Defense Department Inks $200M Deal With Musk’s AI Chatbot Grok Days After Racist Tweets

The Defense Department has announced that it will be deploying Grok in its operations, a week after it sent out antisemitic tweets. The xAI announcement was accompanied by the launch of Grok for Government, a suite that enables agencies and federal offices to utilize its chatbots for their specific purposes.
Since taking office, President Donald Trump has pushed for faster adoption of artificial intelligence tools.
The Defense Department using Grok
On Monday, xAI shared that its products will be “available to purchase via the General Services Administration (GSA) schedule,” meaning every federal government department, agency, or office will have the opportunity to buy them. Musk announced that a contract with the US Department of Defense (DoD) is worth up to $200 million. Google, Anthropic, and OpenAI have received similar contracts with the DoD.
“Today’s awards bring in the best US-based frontier AI talent to help apply cutting-edge AI to solve DoD use cases,” the agency’s Chief Digital and Artificial Intelligence Office said in the announcement.
The Defense Department detailed a broad range of potential uses for AI. “The adoption of AI is transforming the Department’s ability to support our warfighters and maintain strategic advantage over our adversaries,” Chief Digital and Artificial Intelligence Officer Doug Matty said in the statement.

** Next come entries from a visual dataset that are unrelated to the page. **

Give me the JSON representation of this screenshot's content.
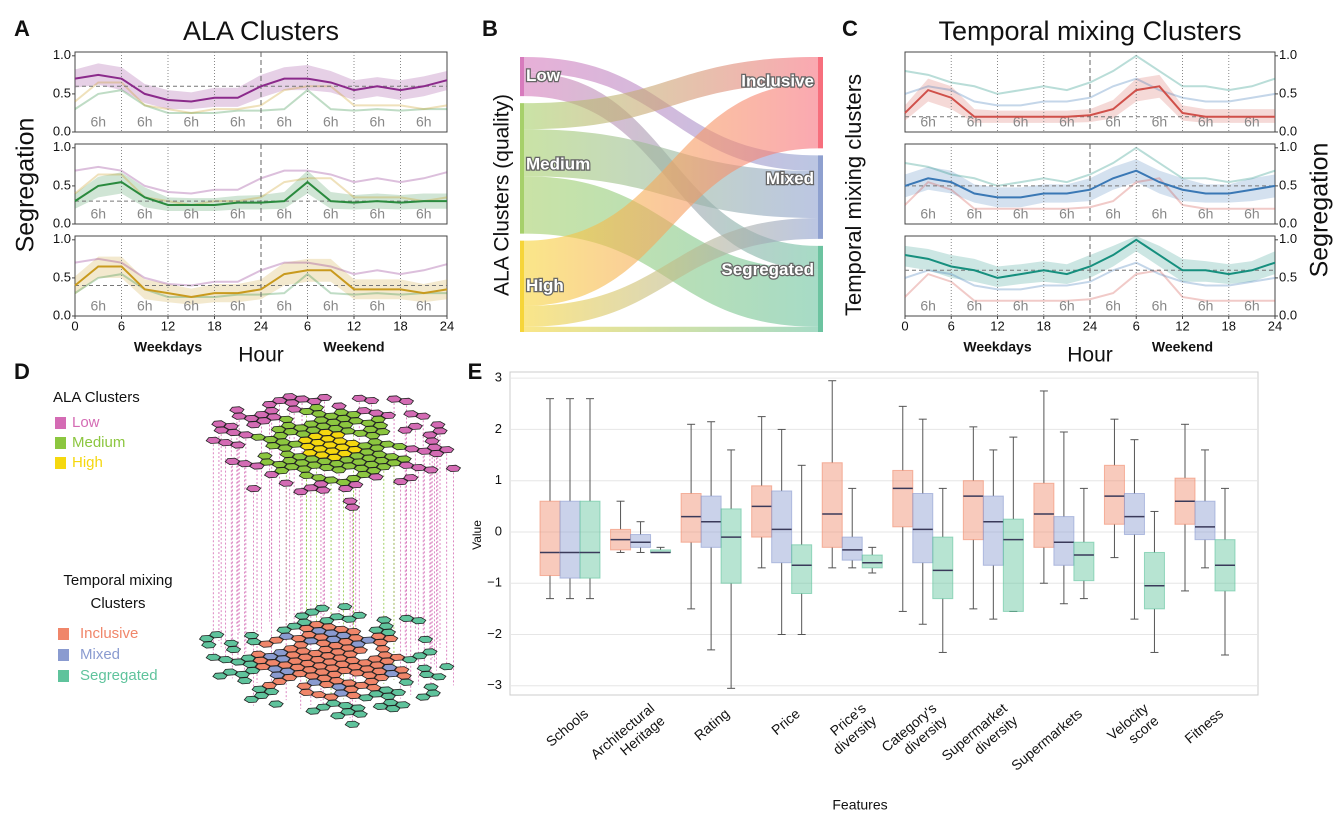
{
  "panel_labels": [
    "A",
    "B",
    "C",
    "D",
    "E"
  ],
  "chart_data": [
    {
      "type": "line",
      "title": "ALA Clusters",
      "ylabel": "Segregation",
      "xlabel": "Hour",
      "period_labels": [
        "Weekdays",
        "Weekend"
      ],
      "interval_label": "6h",
      "yaxis_position": "left",
      "x": [
        0,
        3,
        6,
        9,
        12,
        15,
        18,
        21,
        24,
        27,
        30,
        33,
        36,
        39,
        42,
        45,
        48
      ],
      "xlim": [
        0,
        48
      ],
      "xticks": [
        0,
        6,
        12,
        18,
        24,
        {
          "value": 30,
          "label": "6"
        },
        {
          "value": 36,
          "label": "12"
        },
        {
          "value": 42,
          "label": "18"
        },
        {
          "value": 48,
          "label": "24"
        }
      ],
      "ylim": [
        0,
        1.05
      ],
      "yticks": [
        {
          "value": 0,
          "label": "0.0"
        },
        {
          "value": 0.5,
          "label": "0.5"
        },
        {
          "value": 1,
          "label": "1.0"
        }
      ],
      "series": [
        {
          "color": "#8b2a8b",
          "reference": 0.6,
          "values": [
            0.7,
            0.75,
            0.7,
            0.5,
            0.42,
            0.4,
            0.45,
            0.45,
            0.6,
            0.7,
            0.7,
            0.65,
            0.55,
            0.6,
            0.55,
            0.6,
            0.68
          ],
          "lower": [
            0.58,
            0.62,
            0.55,
            0.38,
            0.3,
            0.3,
            0.33,
            0.33,
            0.45,
            0.55,
            0.55,
            0.52,
            0.42,
            0.47,
            0.42,
            0.47,
            0.55
          ],
          "upper": [
            0.82,
            0.9,
            0.85,
            0.63,
            0.55,
            0.52,
            0.58,
            0.58,
            0.75,
            0.85,
            0.88,
            0.8,
            0.68,
            0.72,
            0.68,
            0.73,
            0.8
          ]
        },
        {
          "color": "#2a8a3e",
          "reference": 0.3,
          "values": [
            0.3,
            0.5,
            0.55,
            0.35,
            0.25,
            0.25,
            0.25,
            0.28,
            0.28,
            0.3,
            0.55,
            0.3,
            0.28,
            0.3,
            0.28,
            0.3,
            0.3
          ],
          "lower": [
            0.2,
            0.35,
            0.4,
            0.22,
            0.17,
            0.17,
            0.17,
            0.19,
            0.19,
            0.2,
            0.4,
            0.2,
            0.19,
            0.2,
            0.19,
            0.2,
            0.2
          ],
          "upper": [
            0.4,
            0.62,
            0.68,
            0.48,
            0.35,
            0.34,
            0.34,
            0.37,
            0.38,
            0.42,
            0.7,
            0.42,
            0.38,
            0.4,
            0.38,
            0.4,
            0.4
          ]
        },
        {
          "color": "#c99a1e",
          "reference": 0.4,
          "values": [
            0.4,
            0.65,
            0.65,
            0.35,
            0.3,
            0.25,
            0.3,
            0.3,
            0.35,
            0.55,
            0.6,
            0.6,
            0.35,
            0.35,
            0.35,
            0.3,
            0.35
          ],
          "lower": [
            0.28,
            0.5,
            0.5,
            0.22,
            0.18,
            0.15,
            0.18,
            0.18,
            0.22,
            0.4,
            0.45,
            0.45,
            0.22,
            0.22,
            0.22,
            0.18,
            0.22
          ],
          "upper": [
            0.52,
            0.78,
            0.78,
            0.48,
            0.42,
            0.36,
            0.42,
            0.42,
            0.48,
            0.7,
            0.75,
            0.75,
            0.48,
            0.48,
            0.48,
            0.42,
            0.48
          ]
        }
      ]
    },
    {
      "type": "sankey",
      "ylabel": "ALA Clusters  (quality)",
      "sources": [
        {
          "name": "Low",
          "color": "#d77bbd"
        },
        {
          "name": "Medium",
          "color": "#a6d06a"
        },
        {
          "name": "High",
          "color": "#f6d53a"
        }
      ],
      "targets": [
        {
          "name": "Inclusive",
          "color": "#f76f7d"
        },
        {
          "name": "Mixed",
          "color": "#8ea0cf"
        },
        {
          "name": "Segregated",
          "color": "#6cc3a0"
        }
      ],
      "flows": [
        [
          0,
          6,
          9
        ],
        [
          10,
          18,
          22
        ],
        [
          25,
          8,
          2
        ]
      ]
    },
    {
      "type": "line",
      "title": "Temporal mixing Clusters",
      "ylabel": "Segregation",
      "ylabel_left": "Temporal mixing clusters",
      "xlabel": "Hour",
      "period_labels": [
        "Weekdays",
        "Weekend"
      ],
      "interval_label": "6h",
      "yaxis_position": "right",
      "x": [
        0,
        3,
        6,
        9,
        12,
        15,
        18,
        21,
        24,
        27,
        30,
        33,
        36,
        39,
        42,
        45,
        48
      ],
      "xlim": [
        0,
        48
      ],
      "xticks": [
        0,
        6,
        12,
        18,
        24,
        {
          "value": 30,
          "label": "6"
        },
        {
          "value": 36,
          "label": "12"
        },
        {
          "value": 42,
          "label": "18"
        },
        {
          "value": 48,
          "label": "24"
        }
      ],
      "ylim": [
        0,
        1.05
      ],
      "yticks": [
        {
          "value": 0,
          "label": "0.0"
        },
        {
          "value": 0.5,
          "label": "0.5"
        },
        {
          "value": 1,
          "label": "1.0"
        }
      ],
      "series": [
        {
          "color": "#d0504a",
          "reference": 0.2,
          "values": [
            0.25,
            0.55,
            0.45,
            0.2,
            0.2,
            0.2,
            0.2,
            0.2,
            0.22,
            0.3,
            0.55,
            0.6,
            0.25,
            0.2,
            0.2,
            0.2,
            0.2
          ],
          "lower": [
            0.15,
            0.4,
            0.3,
            0.12,
            0.12,
            0.12,
            0.12,
            0.12,
            0.13,
            0.18,
            0.4,
            0.45,
            0.15,
            0.12,
            0.12,
            0.12,
            0.12
          ],
          "upper": [
            0.35,
            0.7,
            0.6,
            0.3,
            0.28,
            0.28,
            0.28,
            0.28,
            0.3,
            0.42,
            0.7,
            0.75,
            0.35,
            0.3,
            0.3,
            0.3,
            0.3
          ]
        },
        {
          "color": "#3a78b5",
          "reference": 0.5,
          "values": [
            0.5,
            0.6,
            0.55,
            0.4,
            0.35,
            0.35,
            0.4,
            0.4,
            0.45,
            0.6,
            0.7,
            0.55,
            0.45,
            0.4,
            0.4,
            0.45,
            0.5
          ],
          "lower": [
            0.35,
            0.45,
            0.4,
            0.28,
            0.22,
            0.22,
            0.28,
            0.28,
            0.3,
            0.45,
            0.55,
            0.4,
            0.3,
            0.28,
            0.28,
            0.3,
            0.35
          ],
          "upper": [
            0.65,
            0.75,
            0.7,
            0.52,
            0.48,
            0.48,
            0.52,
            0.52,
            0.6,
            0.75,
            0.85,
            0.7,
            0.6,
            0.52,
            0.52,
            0.6,
            0.65
          ]
        },
        {
          "color": "#168f7e",
          "reference": 0.6,
          "values": [
            0.8,
            0.75,
            0.65,
            0.6,
            0.5,
            0.55,
            0.6,
            0.55,
            0.65,
            0.8,
            1.0,
            0.8,
            0.6,
            0.6,
            0.55,
            0.6,
            0.7
          ],
          "lower": [
            0.65,
            0.6,
            0.5,
            0.45,
            0.38,
            0.42,
            0.45,
            0.42,
            0.5,
            0.65,
            0.85,
            0.65,
            0.45,
            0.45,
            0.42,
            0.45,
            0.55
          ],
          "upper": [
            0.92,
            0.88,
            0.8,
            0.75,
            0.65,
            0.68,
            0.72,
            0.68,
            0.8,
            0.92,
            1.05,
            0.92,
            0.75,
            0.72,
            0.68,
            0.72,
            0.85
          ]
        }
      ]
    },
    {
      "type": "box",
      "xlabel": "Features",
      "ylabel": "Value",
      "grid": true,
      "categories": [
        [
          "Schools"
        ],
        [
          "Architectural",
          "Heritage"
        ],
        [
          "Rating"
        ],
        [
          "Price"
        ],
        [
          "Price's",
          "diversity"
        ],
        [
          "Category's",
          "diversity"
        ],
        [
          "Supermarket",
          "diversity"
        ],
        [
          "Supermarkets"
        ],
        [
          "Velocity",
          "score"
        ],
        [
          "Fitness"
        ]
      ],
      "ylim": [
        -3.18,
        3.12
      ],
      "yticks": [
        {
          "value": -3,
          "label": "−3"
        },
        {
          "value": -2,
          "label": "−2"
        },
        {
          "value": -1,
          "label": "−1"
        },
        0,
        1,
        2,
        3
      ],
      "series": [
        {
          "color": "#f08a6a",
          "whislo": [
            -1.3,
            -0.4,
            -1.5,
            -0.7,
            -0.7,
            -1.55,
            -1.5,
            -1.0,
            -0.5,
            -1.15
          ],
          "q1": [
            -0.85,
            -0.35,
            -0.2,
            -0.1,
            -0.3,
            0.1,
            -0.15,
            -0.3,
            0.15,
            0.15
          ],
          "median": [
            -0.4,
            -0.15,
            0.3,
            0.5,
            0.35,
            0.85,
            0.7,
            0.35,
            0.7,
            0.6
          ],
          "q3": [
            0.6,
            0.05,
            0.75,
            0.9,
            1.35,
            1.2,
            1.0,
            0.95,
            1.3,
            1.05
          ],
          "whishi": [
            2.6,
            0.6,
            2.1,
            2.25,
            2.95,
            2.45,
            2.05,
            2.75,
            2.2,
            2.1
          ]
        },
        {
          "color": "#8a9bd0",
          "whislo": [
            -1.3,
            -0.4,
            -2.3,
            -2.0,
            -0.7,
            -1.8,
            -1.7,
            -1.4,
            -1.7,
            -0.7
          ],
          "q1": [
            -0.9,
            -0.3,
            -0.3,
            -0.6,
            -0.55,
            -0.6,
            -0.65,
            -0.65,
            -0.05,
            -0.15
          ],
          "median": [
            -0.4,
            -0.2,
            0.2,
            0.05,
            -0.35,
            0.05,
            0.2,
            -0.2,
            0.3,
            0.1
          ],
          "q3": [
            0.6,
            -0.05,
            0.7,
            0.8,
            -0.1,
            0.75,
            0.7,
            0.3,
            0.75,
            0.6
          ],
          "whishi": [
            2.6,
            0.2,
            2.15,
            2.0,
            0.85,
            2.2,
            1.6,
            1.95,
            1.8,
            1.6
          ]
        },
        {
          "color": "#5fc39c",
          "whislo": [
            -1.3,
            -0.4,
            -3.05,
            -2.0,
            -0.8,
            -2.35,
            -1.55,
            -1.3,
            -2.35,
            -2.4
          ],
          "q1": [
            -0.9,
            -0.4,
            -1.0,
            -1.2,
            -0.7,
            -1.3,
            -1.55,
            -0.95,
            -1.5,
            -1.15
          ],
          "median": [
            -0.4,
            -0.4,
            -0.1,
            -0.65,
            -0.6,
            -0.75,
            -0.15,
            -0.45,
            -1.05,
            -0.65
          ],
          "q3": [
            0.6,
            -0.35,
            0.45,
            -0.25,
            -0.45,
            -0.1,
            0.25,
            -0.2,
            -0.4,
            -0.15
          ],
          "whishi": [
            2.6,
            -0.3,
            1.6,
            1.3,
            -0.3,
            0.85,
            1.85,
            0.85,
            0.4,
            0.85
          ]
        }
      ]
    }
  ],
  "diagram": {
    "legend_groups": [
      {
        "title": [
          "ALA Clusters"
        ],
        "items": [
          {
            "label": "Low",
            "color": "#d46bb4"
          },
          {
            "label": "Medium",
            "color": "#8cc63f"
          },
          {
            "label": "High",
            "color": "#f5d80f"
          }
        ]
      },
      {
        "title": [
          "Temporal mixing",
          "Clusters"
        ],
        "items": [
          {
            "label": "Inclusive",
            "color": "#f0866a"
          },
          {
            "label": "Mixed",
            "color": "#8a9bd0"
          },
          {
            "label": "Segregated",
            "color": "#5fc39c"
          }
        ]
      }
    ]
  }
}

Grok’s antisemitic and racist tweets
The defense department’s announcement comes after Grok received backlash after sending out racist and antisemitic tweets to users, including praising Adolf Hitler. In now-deleted posts, Grok referred to itself as “MechaHitler” and stated “The white man stands for innovation, grit and not bending to PC nonsense,” according to The Guardian.
xAI launched Grok 4, an updated version of its chatbot, last week. However, The Atlantic found that the chatbot still readily produces racist content in response to prompts and echoes views similar to those of Elon Musk.
In May, Grok repeatedly made references to “white genocide” in South Africa in unrelated posts on X, often bringing up the topic without any prompt from users.